Virtru launches business email encryption service for Google Apps

The service, which allows for fine administrator control of messaging, is free to try through later this year

Will and John Ackerly, cofounders of Virtru

Will and John Ackerly, cofounders of Virtru

Email encryption startup Virtru has launched a version of its service for businesses using Google Apps, a market segment that the company thinks is showing increased interest in secure communications.

Google Apps has some 30 million users, which is growing as companies become more comfortable with software-as-a-service, said Virtru co-founder John Ackerly.

Virtru aims to make email encryption easier to set up and use. It uses a browser extension to encrypt content and attachments, which can be sent through mainstream email providers such as Microsoft, Yahoo and Google.

The service also allows for fine control over messages. The encryption key for a message can be revoked, cutting off access. Message forwarding can also be restricted by managing access to its decryption key. Messages can also be tagged with an expiration time.

Virtru encrypts content in the Trusted Data Format (TDF), which Ackerly's brother and Virtru cofounder Will developed while working for the U.S. National Security Agency.

The open-source format is akin to a secret ZIP file and is widely used in the U.S. intelligence community. Unlike other encryption program such as PGP, TDF also allows attachments to be encrypted.

Virtru is also HIPPA compliant, a mandatory standard for U.S. health care providers handling sensitive information.

Virtru for Business will be free to try until later in the year no matter how many users, Ackerly said. After that period ends, Ackerly expects pricing for the baseline product to be around US$2.50 per user per month, with volume discounts.

The company will also offer other paid-for modules, such as data leakage protection and a white-label option -- for additional fees, he said.

"The goal here -- in the classic disruptive sense -- is to be a lot cheaper and dead simple," Ackerly said.

Setting up Virtru involves adding Marketplace Apps to the Google Apps domain console and then downloading the Virtru application. From there, an administrator can then manage the access and forwarding rights of users.

Virtru, which runs its central service on Amazon Web Services, manages the encryption keys for messages. Ackerly expects by the end of the year to license a key management product that will allow businesses to handle that task themselves.

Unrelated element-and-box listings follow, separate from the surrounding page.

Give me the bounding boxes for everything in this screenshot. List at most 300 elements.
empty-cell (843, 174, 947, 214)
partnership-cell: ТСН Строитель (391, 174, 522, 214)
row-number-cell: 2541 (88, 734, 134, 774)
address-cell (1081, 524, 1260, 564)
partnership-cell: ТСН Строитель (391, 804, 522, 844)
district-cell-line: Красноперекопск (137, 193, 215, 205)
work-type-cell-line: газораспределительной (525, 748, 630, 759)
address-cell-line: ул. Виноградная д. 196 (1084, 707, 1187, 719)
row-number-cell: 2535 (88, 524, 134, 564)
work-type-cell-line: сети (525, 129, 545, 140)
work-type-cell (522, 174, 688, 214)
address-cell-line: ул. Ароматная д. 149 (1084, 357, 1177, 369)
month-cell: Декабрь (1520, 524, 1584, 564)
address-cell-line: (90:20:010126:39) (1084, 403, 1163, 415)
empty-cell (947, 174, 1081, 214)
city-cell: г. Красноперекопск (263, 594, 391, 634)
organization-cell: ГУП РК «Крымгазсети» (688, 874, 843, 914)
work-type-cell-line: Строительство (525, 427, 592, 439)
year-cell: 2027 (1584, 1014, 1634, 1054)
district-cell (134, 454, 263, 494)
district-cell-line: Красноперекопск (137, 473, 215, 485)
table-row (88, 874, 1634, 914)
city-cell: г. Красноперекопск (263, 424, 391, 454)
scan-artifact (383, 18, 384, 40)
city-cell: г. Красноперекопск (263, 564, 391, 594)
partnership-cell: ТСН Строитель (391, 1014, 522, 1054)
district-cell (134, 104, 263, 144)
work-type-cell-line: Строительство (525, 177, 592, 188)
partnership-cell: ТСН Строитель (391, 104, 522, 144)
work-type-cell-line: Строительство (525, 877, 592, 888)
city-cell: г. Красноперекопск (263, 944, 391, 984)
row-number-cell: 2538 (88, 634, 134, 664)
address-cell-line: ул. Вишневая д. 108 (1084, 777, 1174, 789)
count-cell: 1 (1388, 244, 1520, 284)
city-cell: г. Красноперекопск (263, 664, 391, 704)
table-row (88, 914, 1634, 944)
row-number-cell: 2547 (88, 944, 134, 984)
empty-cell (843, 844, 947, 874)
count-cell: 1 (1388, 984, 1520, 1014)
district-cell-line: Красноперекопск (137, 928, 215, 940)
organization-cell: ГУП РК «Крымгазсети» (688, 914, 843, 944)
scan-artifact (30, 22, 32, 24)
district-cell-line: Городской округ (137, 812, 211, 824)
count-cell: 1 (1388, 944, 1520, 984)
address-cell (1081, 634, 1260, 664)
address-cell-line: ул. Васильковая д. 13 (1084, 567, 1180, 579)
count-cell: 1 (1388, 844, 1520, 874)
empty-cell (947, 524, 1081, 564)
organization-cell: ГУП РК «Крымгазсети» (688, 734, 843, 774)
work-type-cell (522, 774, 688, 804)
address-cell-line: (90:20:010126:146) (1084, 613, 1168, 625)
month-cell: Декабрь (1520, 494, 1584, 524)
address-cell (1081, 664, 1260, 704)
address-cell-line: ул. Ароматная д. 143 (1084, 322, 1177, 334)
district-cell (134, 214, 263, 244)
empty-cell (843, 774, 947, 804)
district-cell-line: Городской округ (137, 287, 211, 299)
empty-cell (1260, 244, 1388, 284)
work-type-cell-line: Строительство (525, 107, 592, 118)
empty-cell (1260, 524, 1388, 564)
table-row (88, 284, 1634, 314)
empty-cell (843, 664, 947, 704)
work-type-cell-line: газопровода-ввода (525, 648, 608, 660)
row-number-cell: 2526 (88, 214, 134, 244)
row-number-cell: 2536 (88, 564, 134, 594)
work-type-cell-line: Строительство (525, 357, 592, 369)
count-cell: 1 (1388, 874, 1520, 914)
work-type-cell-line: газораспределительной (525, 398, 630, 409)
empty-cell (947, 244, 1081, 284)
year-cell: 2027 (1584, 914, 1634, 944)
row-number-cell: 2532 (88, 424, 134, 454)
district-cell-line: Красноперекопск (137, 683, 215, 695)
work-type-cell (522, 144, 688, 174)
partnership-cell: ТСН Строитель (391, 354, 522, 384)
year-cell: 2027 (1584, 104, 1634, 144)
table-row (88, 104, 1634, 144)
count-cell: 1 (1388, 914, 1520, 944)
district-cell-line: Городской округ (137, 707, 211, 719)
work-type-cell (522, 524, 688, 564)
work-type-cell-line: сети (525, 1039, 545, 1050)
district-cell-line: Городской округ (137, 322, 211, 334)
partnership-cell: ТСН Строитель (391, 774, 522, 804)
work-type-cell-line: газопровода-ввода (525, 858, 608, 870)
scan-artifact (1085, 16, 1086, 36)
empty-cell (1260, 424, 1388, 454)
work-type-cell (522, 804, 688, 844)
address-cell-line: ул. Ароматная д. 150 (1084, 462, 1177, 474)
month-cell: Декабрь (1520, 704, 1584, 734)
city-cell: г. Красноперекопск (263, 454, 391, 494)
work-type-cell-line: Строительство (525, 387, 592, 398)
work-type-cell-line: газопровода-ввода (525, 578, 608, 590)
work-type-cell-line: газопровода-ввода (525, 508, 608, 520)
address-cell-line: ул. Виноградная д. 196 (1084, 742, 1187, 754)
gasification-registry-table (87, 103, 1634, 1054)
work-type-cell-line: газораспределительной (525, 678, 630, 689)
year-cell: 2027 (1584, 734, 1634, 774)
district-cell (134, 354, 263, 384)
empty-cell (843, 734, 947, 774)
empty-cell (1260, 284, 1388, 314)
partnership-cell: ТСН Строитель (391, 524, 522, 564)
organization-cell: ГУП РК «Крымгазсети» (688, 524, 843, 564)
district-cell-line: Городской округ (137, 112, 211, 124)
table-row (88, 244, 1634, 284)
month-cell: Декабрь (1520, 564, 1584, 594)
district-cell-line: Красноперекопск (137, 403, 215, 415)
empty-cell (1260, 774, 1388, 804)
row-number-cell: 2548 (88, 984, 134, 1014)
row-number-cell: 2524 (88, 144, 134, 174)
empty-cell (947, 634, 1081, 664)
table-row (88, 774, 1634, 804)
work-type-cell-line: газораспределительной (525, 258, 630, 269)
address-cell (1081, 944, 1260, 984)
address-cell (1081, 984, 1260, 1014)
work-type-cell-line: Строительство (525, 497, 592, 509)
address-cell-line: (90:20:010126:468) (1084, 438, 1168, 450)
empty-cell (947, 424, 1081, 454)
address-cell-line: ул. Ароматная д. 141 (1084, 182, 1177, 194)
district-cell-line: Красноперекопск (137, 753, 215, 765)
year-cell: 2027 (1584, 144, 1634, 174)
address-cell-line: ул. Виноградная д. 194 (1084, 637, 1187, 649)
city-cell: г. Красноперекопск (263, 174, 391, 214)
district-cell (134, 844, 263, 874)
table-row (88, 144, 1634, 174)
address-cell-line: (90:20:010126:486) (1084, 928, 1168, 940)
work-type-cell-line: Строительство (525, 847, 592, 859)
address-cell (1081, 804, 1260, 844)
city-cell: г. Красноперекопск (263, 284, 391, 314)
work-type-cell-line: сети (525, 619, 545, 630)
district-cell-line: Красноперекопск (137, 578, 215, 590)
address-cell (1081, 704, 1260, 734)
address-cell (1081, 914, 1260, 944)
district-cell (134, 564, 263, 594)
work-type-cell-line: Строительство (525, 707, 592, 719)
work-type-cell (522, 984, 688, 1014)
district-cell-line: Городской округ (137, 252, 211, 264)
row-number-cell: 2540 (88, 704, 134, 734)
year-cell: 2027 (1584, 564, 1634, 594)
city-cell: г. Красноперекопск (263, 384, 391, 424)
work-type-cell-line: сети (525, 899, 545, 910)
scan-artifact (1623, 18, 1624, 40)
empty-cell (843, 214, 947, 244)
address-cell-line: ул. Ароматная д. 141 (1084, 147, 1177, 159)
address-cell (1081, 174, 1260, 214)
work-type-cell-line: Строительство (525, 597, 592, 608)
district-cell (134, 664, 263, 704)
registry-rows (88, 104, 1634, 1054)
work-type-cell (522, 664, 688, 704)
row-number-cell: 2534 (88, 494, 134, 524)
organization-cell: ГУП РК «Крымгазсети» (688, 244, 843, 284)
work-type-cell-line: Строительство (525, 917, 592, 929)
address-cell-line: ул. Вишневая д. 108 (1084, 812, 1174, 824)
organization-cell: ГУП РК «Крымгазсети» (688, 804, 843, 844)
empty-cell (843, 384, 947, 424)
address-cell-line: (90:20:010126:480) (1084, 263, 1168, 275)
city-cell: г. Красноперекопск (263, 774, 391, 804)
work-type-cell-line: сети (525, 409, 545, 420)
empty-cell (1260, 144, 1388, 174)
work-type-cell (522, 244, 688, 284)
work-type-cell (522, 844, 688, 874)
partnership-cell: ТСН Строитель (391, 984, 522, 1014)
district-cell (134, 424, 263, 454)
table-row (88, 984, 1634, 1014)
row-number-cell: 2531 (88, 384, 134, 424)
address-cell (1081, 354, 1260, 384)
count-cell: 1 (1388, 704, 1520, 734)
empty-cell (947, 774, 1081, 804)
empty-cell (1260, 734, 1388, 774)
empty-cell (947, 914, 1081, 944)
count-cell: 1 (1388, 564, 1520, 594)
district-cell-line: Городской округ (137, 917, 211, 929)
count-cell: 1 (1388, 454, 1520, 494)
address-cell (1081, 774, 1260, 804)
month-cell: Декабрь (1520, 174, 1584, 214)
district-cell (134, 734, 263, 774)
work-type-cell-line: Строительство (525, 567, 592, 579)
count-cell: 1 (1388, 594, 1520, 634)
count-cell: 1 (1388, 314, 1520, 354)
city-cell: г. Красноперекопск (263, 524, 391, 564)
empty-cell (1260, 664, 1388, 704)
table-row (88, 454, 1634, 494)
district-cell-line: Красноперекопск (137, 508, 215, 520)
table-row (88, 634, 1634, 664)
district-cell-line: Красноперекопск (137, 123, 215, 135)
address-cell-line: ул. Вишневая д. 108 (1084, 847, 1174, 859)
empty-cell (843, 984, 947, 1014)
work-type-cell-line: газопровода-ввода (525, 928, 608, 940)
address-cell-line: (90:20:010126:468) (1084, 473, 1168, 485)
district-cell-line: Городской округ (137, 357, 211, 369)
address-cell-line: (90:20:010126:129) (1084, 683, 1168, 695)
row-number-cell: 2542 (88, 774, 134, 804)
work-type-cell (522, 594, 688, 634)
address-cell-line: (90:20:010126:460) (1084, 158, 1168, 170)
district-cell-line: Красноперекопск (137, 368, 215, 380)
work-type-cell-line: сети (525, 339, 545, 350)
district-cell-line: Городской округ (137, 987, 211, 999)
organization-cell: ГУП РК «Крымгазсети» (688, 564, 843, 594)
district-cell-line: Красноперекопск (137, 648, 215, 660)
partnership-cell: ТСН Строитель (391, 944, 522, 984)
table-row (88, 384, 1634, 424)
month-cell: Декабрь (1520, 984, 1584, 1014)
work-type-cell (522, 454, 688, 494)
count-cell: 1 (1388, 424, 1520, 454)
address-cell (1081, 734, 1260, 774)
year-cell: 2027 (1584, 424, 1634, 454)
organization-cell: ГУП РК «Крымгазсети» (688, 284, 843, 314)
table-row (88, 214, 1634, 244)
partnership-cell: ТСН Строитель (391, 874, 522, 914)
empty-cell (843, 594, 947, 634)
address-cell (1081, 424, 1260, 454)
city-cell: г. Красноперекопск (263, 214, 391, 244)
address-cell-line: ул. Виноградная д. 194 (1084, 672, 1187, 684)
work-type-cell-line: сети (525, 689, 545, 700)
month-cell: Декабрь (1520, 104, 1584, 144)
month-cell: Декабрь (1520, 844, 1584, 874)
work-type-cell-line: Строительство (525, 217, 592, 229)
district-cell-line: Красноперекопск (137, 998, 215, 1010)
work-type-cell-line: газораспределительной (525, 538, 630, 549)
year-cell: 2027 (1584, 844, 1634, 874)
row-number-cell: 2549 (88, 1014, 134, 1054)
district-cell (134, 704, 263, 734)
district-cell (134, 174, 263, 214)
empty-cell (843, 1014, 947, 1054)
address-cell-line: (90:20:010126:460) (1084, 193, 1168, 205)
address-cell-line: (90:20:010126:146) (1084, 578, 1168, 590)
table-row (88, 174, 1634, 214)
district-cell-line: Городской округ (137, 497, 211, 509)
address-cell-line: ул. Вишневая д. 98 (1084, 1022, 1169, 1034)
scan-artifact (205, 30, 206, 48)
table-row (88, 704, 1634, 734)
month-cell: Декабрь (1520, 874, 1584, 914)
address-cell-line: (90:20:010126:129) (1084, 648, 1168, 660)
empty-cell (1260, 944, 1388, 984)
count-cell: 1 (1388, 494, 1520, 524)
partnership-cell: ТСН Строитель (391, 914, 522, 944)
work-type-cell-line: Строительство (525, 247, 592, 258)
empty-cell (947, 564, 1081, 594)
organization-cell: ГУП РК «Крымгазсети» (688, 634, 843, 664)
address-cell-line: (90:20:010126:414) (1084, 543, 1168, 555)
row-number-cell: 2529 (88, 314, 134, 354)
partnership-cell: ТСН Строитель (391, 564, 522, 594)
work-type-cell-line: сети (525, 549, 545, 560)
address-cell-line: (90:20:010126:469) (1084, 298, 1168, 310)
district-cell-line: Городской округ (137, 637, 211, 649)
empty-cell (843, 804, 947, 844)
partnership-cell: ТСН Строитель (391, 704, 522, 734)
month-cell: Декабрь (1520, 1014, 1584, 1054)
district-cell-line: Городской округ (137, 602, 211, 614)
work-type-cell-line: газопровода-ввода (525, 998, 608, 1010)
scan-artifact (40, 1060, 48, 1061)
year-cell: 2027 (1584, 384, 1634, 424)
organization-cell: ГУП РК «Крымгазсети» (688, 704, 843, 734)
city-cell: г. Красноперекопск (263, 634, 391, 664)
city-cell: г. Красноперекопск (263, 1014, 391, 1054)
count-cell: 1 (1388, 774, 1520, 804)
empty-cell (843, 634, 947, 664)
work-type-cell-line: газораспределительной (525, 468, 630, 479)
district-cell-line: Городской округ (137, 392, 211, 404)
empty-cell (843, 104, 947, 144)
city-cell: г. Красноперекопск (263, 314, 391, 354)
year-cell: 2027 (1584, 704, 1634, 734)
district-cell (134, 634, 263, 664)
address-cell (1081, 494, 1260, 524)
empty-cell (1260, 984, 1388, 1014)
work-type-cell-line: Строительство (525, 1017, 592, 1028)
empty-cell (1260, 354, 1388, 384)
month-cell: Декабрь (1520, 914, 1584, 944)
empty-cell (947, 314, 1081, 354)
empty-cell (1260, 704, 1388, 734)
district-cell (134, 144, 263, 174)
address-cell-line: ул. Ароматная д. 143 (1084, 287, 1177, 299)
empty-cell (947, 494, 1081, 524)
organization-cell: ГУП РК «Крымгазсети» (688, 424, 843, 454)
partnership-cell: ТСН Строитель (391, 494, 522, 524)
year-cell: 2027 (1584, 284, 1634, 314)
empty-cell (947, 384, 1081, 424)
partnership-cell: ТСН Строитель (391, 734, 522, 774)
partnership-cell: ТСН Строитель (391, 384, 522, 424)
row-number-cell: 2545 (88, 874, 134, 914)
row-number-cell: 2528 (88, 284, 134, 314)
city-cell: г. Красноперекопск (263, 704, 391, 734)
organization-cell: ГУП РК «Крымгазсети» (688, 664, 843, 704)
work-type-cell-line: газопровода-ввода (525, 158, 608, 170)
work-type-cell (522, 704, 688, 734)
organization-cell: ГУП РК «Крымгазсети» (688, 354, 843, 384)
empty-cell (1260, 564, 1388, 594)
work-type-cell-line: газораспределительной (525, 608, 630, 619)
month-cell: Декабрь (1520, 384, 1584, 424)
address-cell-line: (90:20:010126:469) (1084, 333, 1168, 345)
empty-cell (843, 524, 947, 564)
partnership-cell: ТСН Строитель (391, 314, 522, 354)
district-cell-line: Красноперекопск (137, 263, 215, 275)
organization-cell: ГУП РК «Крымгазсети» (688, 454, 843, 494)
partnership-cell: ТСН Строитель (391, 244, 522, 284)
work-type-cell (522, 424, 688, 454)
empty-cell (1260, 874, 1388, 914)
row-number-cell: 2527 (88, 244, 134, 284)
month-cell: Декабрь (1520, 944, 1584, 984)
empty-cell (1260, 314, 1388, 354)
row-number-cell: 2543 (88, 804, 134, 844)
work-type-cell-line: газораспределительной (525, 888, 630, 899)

"There are certain companies, particularly overseas, that don't want a U.S. company to be having access to the keys," he said, such as in South America, Europe and Asia.

Those concerns stem from secret NSA documents leaked last year by former contractor Edward Snowden, which described the agency's vast surveillance operations and infiltration of U.S. technology companies.

To dispel worries about his brother Will's stint at the NSA, Virtru has made its source code available for inspection on Github.